Sit down and make a list of what’s important to both your work and personal life. Question what you write there.

Why is this a priority?

Does it enhance your life?

Does it move you closer to a meaningful goal?

Or is it just something you feel like you’re “supposed” to want?

The things that stir the strongest emotional response are your top priorities. Maintaining work life balance means meeting those demands first.

Once you have your priorities set and ranked, create actionable goals related to them. Saying your friends are a priority is one thing. Setting a goal to have dinner with a friend at least twice a month is another.

Enlist your executive assistant to help you create an action plan. Your EA will help you honour your priorities with achievable daily and weekly tasks and will follow up to keep you on track.

Here are some real goals Zembr EAs are helping their clients pursue right now:

Manage your time.

Meeting your priorities and checking tasks off your to-do list feels good. 😎 It can actually enhance your feeling of control over your life and reduce the effects of stress.

  1. Break down goals into teeny-tiny steps. That’s what goes on your daily to-do list.

  2. Implement a daily and weekly strikecard to track progress toward goals like leaving work on time, getting in a walk or meditating. Apps like Productive and Habitshare make it easy to stay on track. When you meet your goal for the week, give yourself a little reward like a new book or a fancy coffee.

  3. Use a time tracker like Clockify or Tracking Time to see where your time is really going. It’s pretty easy to lose big chunks of time to things that don’t actually align with your goals.

  4. Give your EA access to your calendar, to-do list and strikecard. They can help you prioritise your task list and take low-impact chores off your plate.

  5. Make your EA your calendar guardian. Tell people who want to add something to your calendar to schedule it with your assistant. They’ll protect your time and make sure your goals don’t get derailed by a thousand distractions.

Create separation between work and personal time.

Work from home can be great for work life balance, freeing up time once lost to a commute. Unfortunately, it’s easy to slip from working at home into living at work, and then your balance goes all wonky.

  1. Have a dedicated workspace. Whether you travel to the workplace or work from home, try to limit your work to one physical area. If you routinely work from your office, your kitchen table, your couch and your bed, it’s hard for your brain to anticipate whether it’s time to work or relax.

  2. Establish an after-work routine. This can be anything that helps you make the mental switch from work to home. Try listening to music, meditating, working out, changing your clothes or calling a loved one for a chat.

  3. Unplug. Let your colleagues know when they can reach you. Outside of those hours, turn off your phone. Don’t check your email. Turn off notifications. This goes the other way, too. To keep personal distractions from creeping into your workday, set boundaries with your loved ones. Let them know that during working hours, you’re only available if there’s an emergency.

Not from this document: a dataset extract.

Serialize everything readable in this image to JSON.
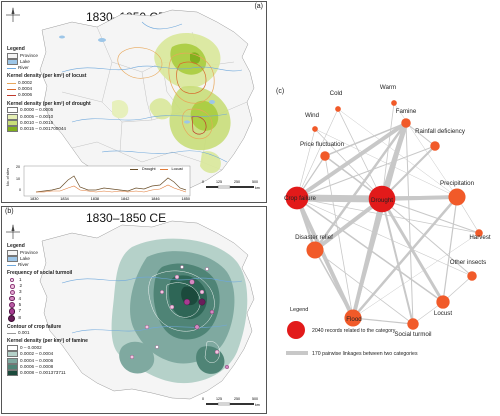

Maintaining work-life balance is a cycle

We wish we could tell you that getting your work life and personal life in balance was a one-time exercise. We also wish we had an infinite chocolate box that never ran empty. Alas, neither is true.

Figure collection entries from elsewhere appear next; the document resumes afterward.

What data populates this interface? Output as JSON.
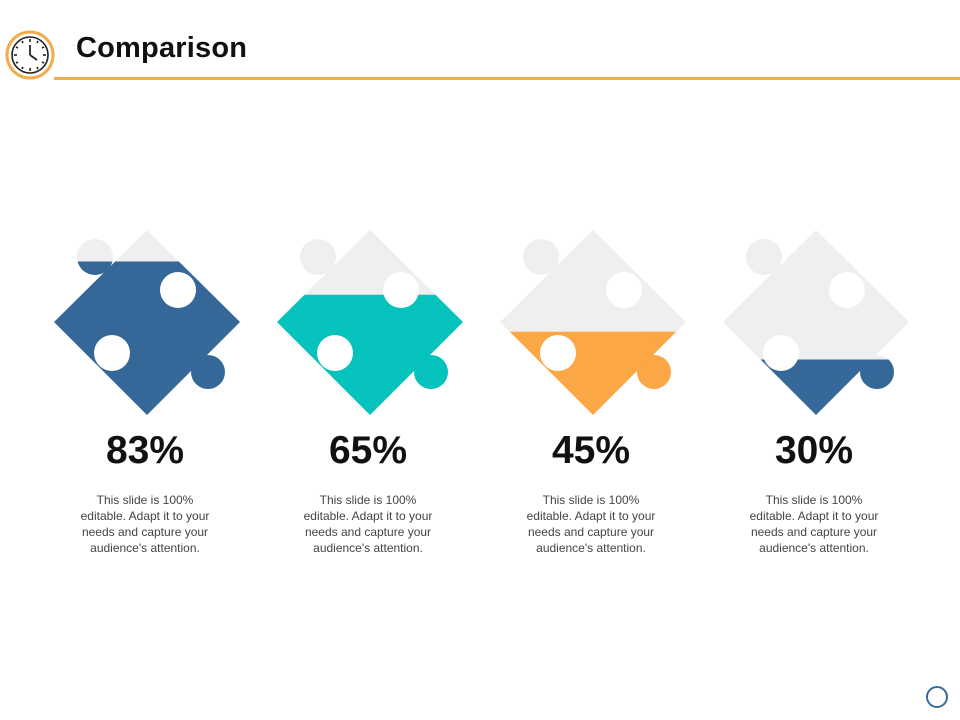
{
  "header": {
    "title": "Comparison",
    "icon": "clock-icon"
  },
  "colors": {
    "accent": "#F3AC4C",
    "empty_piece": "#EFEFEF",
    "blue": "#356899",
    "teal": "#05C3BC",
    "orange": "#FBA745"
  },
  "items": [
    {
      "percent": "83%",
      "fill": 0.83,
      "color": "#356899",
      "text": "This slide is 100% editable. Adapt it to your needs and capture your audience's attention."
    },
    {
      "percent": "65%",
      "fill": 0.65,
      "color": "#05C3BC",
      "text": "This slide is 100% editable. Adapt it to your needs and capture your audience's attention."
    },
    {
      "percent": "45%",
      "fill": 0.45,
      "color": "#FBA745",
      "text": "This slide is 100% editable. Adapt it to your needs and capture your audience's attention."
    },
    {
      "percent": "30%",
      "fill": 0.3,
      "color": "#356899",
      "text": "This slide is 100% editable. Adapt it to your needs and capture your audience's attention."
    }
  ]
}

Goals, priorities and circumstances change. This is why work life balance is more than just counting out work hours and personal hours. Maintaining a healthy balance takes regular self assessment to make sure your actions line up with what’s important at the time.

The outside perspective of an EA can be invaluable in helping you maintain that balance. When you’re caught up in the day-to-day, you might not realise you’ve shifted how you spend your time or that you’re neglecting your goals. Your EA can alert you to shifting patterns that indicate it’s time to review your priorities.